3.12 The reason

Lundi 8h30
Atlantic City, cuisine des Baker

A moitiée endormie devant son bol de céréales, Sarah bailla longuement lorsque sa mère fit irruption dans la cuisine. Elle s'était couchée tard, Adena tenant absolument à lui parler. Adena avait passée des heures à lui parler de ses problèmes et Sarah n'avait pas osée l'interrompre. Résultat, elle manquait de sommeil.

Sa mère : Voilà ce qui arrive lorsque l'on passe toute la nuit à discuter avec ses amies...
Sarah : Adena n'est pas mon amie, loin de là. On est juste...

Sarah chercha un terme pour définir la relation qu'elles entretenaient mais rien ne lui venait. Elles n'étaient pas amies mais n'étaient plus réellement ennemies jurées depuis qu'elles travaillaient ensemble sur l'émission de radio. Sa mère était pressée et n'attendit donc pas que sa fille lui donne une réponse.

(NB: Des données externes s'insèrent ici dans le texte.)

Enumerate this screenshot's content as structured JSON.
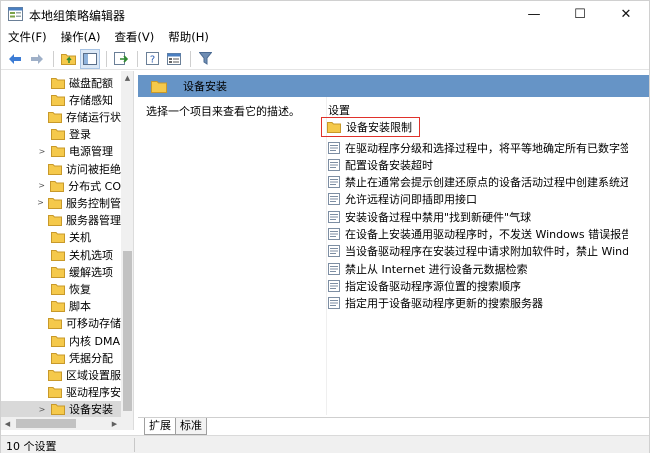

Sa mère : Peut-importe. Elle ne peut pas rester ici trop longtemps. Elle ne devrait pas être au lycée à cette heure-ci ? Et ses parents ? Est-ce qu'ils savent qu'elle est ici ?
Sarah : Elle s'est disputée avec sa mère. Elle n'a vraiment envie de lui parler en ce moment.
Sa mère : Je ne veux pas le savoir. Sa mère doit s'inquiéter, demandes à Adena de lui téléphonner pour donner de ses nouvelles au moins... Je ne veux pas cautionner une fugue.
Sarah : Je lui demanderais mais je ne suis pas sûre qu'elle le fasse.

Sur ces mots, sa mère quitta la maison pour se rendre à son travail. Sarah leva la tête vers le plafond. A l'étage, dormait Adena. La convaincre d'appeller sa mère à New York allait lui prendre la journée, Sarah en était convaincue.

Générique

Couloirs du lycée
8h45

Nikki discutait dans le couloir avec Charlie en attendant le début des cours. Elle racontait à Charlie la fuite d'Adena dans le New Jersey. Ce dernier avait plus que du mal à croire sa petite amie.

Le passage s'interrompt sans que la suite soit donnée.